Monday, February 18, 2008

The Bold and the Beautiful

Whilst the Internet’s advantages are all too familiar to us, there is another valuable aspect of it that I have recently allowed myself to ponder over.
Since the road to vice is paved by virtue, it is one of the most remarkable qualities of the Internet to reveal some rather disturbing ‘statistical’ facts about the larger proportion of young people today and some of their outlooks, opinions and views alike.
A curious browse through some of the more popular chatrooms or dating websites (Myspace, Facebook etc) for me is truly symbolical of the degenerative elements which Western society has come face to face with. I cannot help but be stricken by the sheer materialism that has come to dominate my generation’s values in life.

One needs only to glance at some example profiles that young people have set up on the Internet through the endorsement of sites such as MySpace. Virtually every photo that you come across is replete with cheap pieces of jewellery, either rings or earrings or the ‘trendy’ 50 Cent- type golden chain that hangs around people’s necks like Coleridge’s albatross. This ornamental idealisation of one’s personal image is what I find absolutely abhorrent because it implies falsity and cheapness of values which are already mostly devoid of meaning anyway. They have been transformed into these abstract concepts which denote coldness and alienation – a sea of involuntary existentialist consciousness which we find ourselves treading on.
Indeed, the ‘incredulity towards meta-narratives’ which Lyotard uses to refer to the post-modernist era is something I would agree with but the ‘meta-narratives’ which he mentions have now been most observably replaced.
Personalised websites and profiles provide us with the opportunity to cheat reality and present ourselves in an entirely different light and young people today have wholly embraced this spirit of falseness which now appears to be fully harnessed, ready to be used to their advantage.
Simply count the number of photos that men have uploaded which show them resting against a glitzy new supercar or half-naked, posing as though for some ‘strongest man’ competition, or indeed adorned virtually from head to toe in dubiously-acquired ornamentation which now seems to be the trademark style of my generation. Or of we are to turn to the girls, well they bode finely with the representational style of men with increasingly sleazy poses and equally-cherished jewellery and perhaps worst of all – copious amounts of make-up. What I find even more vexing is when girls post pictures of themselves evidently produced at some professional studio and brand themselves ‘models’, as though they expect some kind of veneration on the website visitor’s part.

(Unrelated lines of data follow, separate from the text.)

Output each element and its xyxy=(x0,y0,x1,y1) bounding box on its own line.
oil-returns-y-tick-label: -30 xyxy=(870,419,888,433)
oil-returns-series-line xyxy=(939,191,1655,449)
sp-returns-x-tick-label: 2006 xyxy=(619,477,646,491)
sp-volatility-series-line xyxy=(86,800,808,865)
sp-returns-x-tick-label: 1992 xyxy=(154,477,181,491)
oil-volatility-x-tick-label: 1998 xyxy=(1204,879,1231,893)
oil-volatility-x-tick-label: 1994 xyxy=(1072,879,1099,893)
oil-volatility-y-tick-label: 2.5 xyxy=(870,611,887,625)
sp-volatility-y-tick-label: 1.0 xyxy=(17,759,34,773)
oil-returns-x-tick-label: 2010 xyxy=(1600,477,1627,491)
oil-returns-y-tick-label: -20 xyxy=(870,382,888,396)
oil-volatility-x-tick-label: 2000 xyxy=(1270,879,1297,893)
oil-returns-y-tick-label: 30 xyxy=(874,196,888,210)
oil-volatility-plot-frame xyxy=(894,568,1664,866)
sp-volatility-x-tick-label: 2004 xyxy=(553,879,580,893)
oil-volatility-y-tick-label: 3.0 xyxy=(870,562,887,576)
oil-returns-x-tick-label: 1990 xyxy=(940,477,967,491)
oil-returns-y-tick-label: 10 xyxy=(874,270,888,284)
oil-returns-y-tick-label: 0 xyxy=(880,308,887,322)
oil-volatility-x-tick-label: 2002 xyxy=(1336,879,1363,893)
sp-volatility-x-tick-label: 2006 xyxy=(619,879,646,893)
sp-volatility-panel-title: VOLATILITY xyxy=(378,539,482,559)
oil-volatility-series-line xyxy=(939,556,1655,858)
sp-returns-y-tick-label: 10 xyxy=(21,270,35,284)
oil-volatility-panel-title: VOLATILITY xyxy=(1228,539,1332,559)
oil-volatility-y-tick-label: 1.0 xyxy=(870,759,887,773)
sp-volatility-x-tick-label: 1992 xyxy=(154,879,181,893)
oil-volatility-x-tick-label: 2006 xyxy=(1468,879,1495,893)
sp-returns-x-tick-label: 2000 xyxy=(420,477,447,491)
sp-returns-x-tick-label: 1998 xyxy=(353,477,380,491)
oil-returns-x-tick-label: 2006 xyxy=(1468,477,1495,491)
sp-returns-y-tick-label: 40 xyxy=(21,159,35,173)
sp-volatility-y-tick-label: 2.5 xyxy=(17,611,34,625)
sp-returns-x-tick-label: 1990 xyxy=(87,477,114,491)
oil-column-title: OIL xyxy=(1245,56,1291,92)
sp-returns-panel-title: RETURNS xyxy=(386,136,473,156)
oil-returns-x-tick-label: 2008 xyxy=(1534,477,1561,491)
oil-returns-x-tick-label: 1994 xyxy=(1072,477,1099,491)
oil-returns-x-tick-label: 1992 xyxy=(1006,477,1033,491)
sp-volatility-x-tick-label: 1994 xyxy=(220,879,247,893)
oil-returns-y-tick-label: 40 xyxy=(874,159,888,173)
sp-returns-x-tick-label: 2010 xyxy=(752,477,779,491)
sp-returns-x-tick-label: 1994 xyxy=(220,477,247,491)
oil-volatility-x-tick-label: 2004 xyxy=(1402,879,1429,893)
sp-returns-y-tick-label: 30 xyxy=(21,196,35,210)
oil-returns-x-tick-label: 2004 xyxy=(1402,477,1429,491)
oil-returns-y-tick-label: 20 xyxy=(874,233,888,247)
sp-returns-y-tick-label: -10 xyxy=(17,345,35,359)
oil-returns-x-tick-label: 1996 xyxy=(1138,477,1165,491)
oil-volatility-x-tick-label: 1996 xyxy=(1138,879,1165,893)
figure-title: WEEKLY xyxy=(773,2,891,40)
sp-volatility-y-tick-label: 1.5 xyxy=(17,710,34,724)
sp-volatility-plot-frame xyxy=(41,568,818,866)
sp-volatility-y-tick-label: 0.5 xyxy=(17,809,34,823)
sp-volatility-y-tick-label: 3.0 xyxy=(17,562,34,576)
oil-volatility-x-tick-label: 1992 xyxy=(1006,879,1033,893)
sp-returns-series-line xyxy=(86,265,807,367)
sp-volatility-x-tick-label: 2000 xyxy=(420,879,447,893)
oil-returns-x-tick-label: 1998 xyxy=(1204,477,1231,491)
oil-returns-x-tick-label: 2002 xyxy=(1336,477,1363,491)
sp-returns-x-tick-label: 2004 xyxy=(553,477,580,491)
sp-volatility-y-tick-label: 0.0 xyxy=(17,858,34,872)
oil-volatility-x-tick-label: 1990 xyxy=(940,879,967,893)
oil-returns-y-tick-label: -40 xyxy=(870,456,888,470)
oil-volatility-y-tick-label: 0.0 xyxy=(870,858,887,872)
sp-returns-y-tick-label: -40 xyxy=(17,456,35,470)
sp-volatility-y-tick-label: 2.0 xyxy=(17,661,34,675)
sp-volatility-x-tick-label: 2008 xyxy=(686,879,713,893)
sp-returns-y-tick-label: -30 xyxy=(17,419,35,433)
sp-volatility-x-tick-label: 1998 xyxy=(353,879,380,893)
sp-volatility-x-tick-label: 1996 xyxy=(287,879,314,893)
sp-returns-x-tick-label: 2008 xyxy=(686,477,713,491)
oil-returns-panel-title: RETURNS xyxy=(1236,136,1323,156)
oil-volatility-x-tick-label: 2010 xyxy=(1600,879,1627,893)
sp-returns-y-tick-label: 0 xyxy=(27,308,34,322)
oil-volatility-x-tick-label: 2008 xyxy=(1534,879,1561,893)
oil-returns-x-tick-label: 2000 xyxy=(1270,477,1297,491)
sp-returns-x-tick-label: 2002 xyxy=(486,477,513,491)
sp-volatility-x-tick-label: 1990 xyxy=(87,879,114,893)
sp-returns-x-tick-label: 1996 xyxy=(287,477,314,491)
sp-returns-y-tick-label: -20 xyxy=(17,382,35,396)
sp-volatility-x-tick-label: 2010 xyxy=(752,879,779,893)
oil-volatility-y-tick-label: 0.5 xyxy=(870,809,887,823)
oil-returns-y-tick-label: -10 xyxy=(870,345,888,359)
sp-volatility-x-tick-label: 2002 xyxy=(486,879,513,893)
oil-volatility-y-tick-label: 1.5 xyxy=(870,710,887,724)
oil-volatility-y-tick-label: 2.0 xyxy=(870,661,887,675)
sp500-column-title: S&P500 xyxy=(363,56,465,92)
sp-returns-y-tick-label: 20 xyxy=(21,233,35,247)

Of course, I have nothing against people trying to make themselves look better but there are certain limits and the Internet and indeed, society as a whole is now saturated by the extremities of people’s exhaustive efforts to reinvent themselves.
They would naturally prefer the easy step of changing their appearance rather than choosing the arduous recourse of changing themselves and this is where I think the greatest worry lies. In my view, all those suicide-advisory websites or violent video games merely lead to individual, isolated incidents whereas this general materialism which is so clearly evinced in the nature of dating websites is a far more worrying aspect of society because it indicates gradual decadence on a much wider scale which has the long-term potential to be a greater threat than the occasional school-shooting or web-influenced murder.

God is not to be found at the peak of Mount Olympus anymore, He has now plunged down the gorge clinging desperately to his ticket to the next G-Unit gig.

2 Comments:

At 18 February 2008 at 22:37 , Blogger der Einzige said...

I'm always worried that my blog will degenerate into some pseudo-intellectual myspace. What a shameful nightmare that would be.

By the way, your post reminds me of one of the first scenes in Surplus. If you haven't seen it, I won't spoil it, but I would definitely recommend that particular film. It's very worthwhile.

 
At 19 February 2008 at 14:43 , Blogger IPCHUK said...

I haven't had a chance to see this film but thanks for the reference, I would certainly seek it out sometime.
As to your blog degenerating into a 'pseudo-intellectual myspace', well judging by the quality of your posts, I doubt this will be happening anytime soon.